HELM: Hierarchical and Explicit Label Modeling with Graph Learning for Multi-Label Image Classification
This addresses the challenge of multi-path hierarchies and unlabeled data exploitation in remote sensing image classification, representing a strong domain-specific advancement.
The paper tackles the problem of hierarchical multi-label classification in remote sensing by introducing HELM, a framework that uses hierarchy-specific tokens and graph learning to capture label dependencies and leverage unlabeled data, achieving state-of-the-art performance on four datasets.

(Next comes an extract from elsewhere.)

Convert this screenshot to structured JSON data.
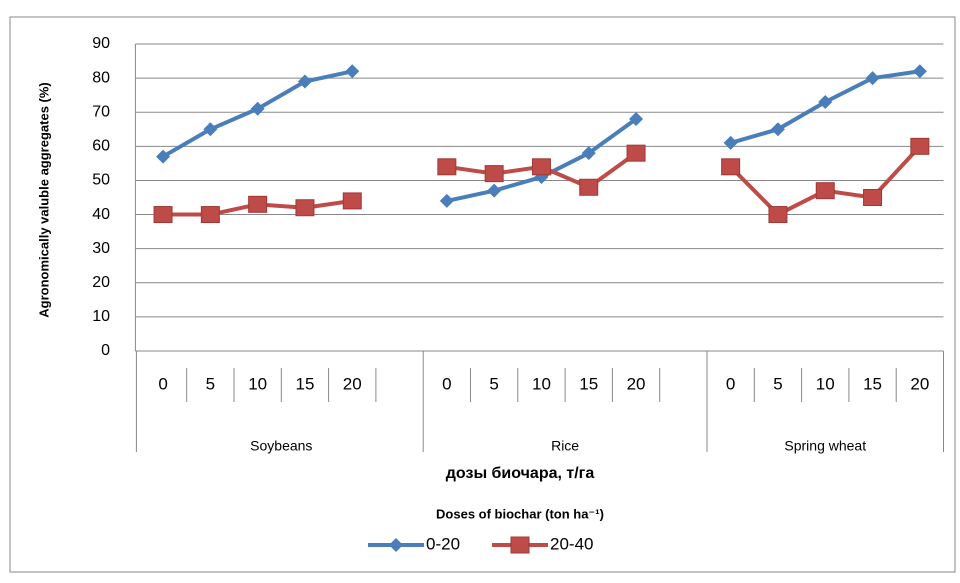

Hierarchical multi-label classification (HMLC) is essential for modeling complex label dependencies in remote sensing. Existing methods, however, struggle with multi-path hierarchies where instances belong to multiple branches, and they rarely exploit unlabeled data. We introduce HELM (\textit{Hierarchical and Explicit Label Modeling}), a novel framework that overcomes these limitations. HELM: (i) uses hierarchy-specific class tokens within a Vision Transformer to capture nuanced label interactions; (ii) employs graph convolutional networks to explicitly encode the hierarchical structure and generate hierarchy-aware embeddings; and (iii) integrates a self-supervised branch to effectively leverage unlabeled imagery. We perform a comprehensive evaluation on four remote sensing image (RSI) datasets (UCM, AID, DFC-15, MLRSNet). HELM achieves state-of-the-art performance, consistently outperforming strong baselines in both supervised and semi-supervised settings, demonstrating particular strength in low-label scenarios.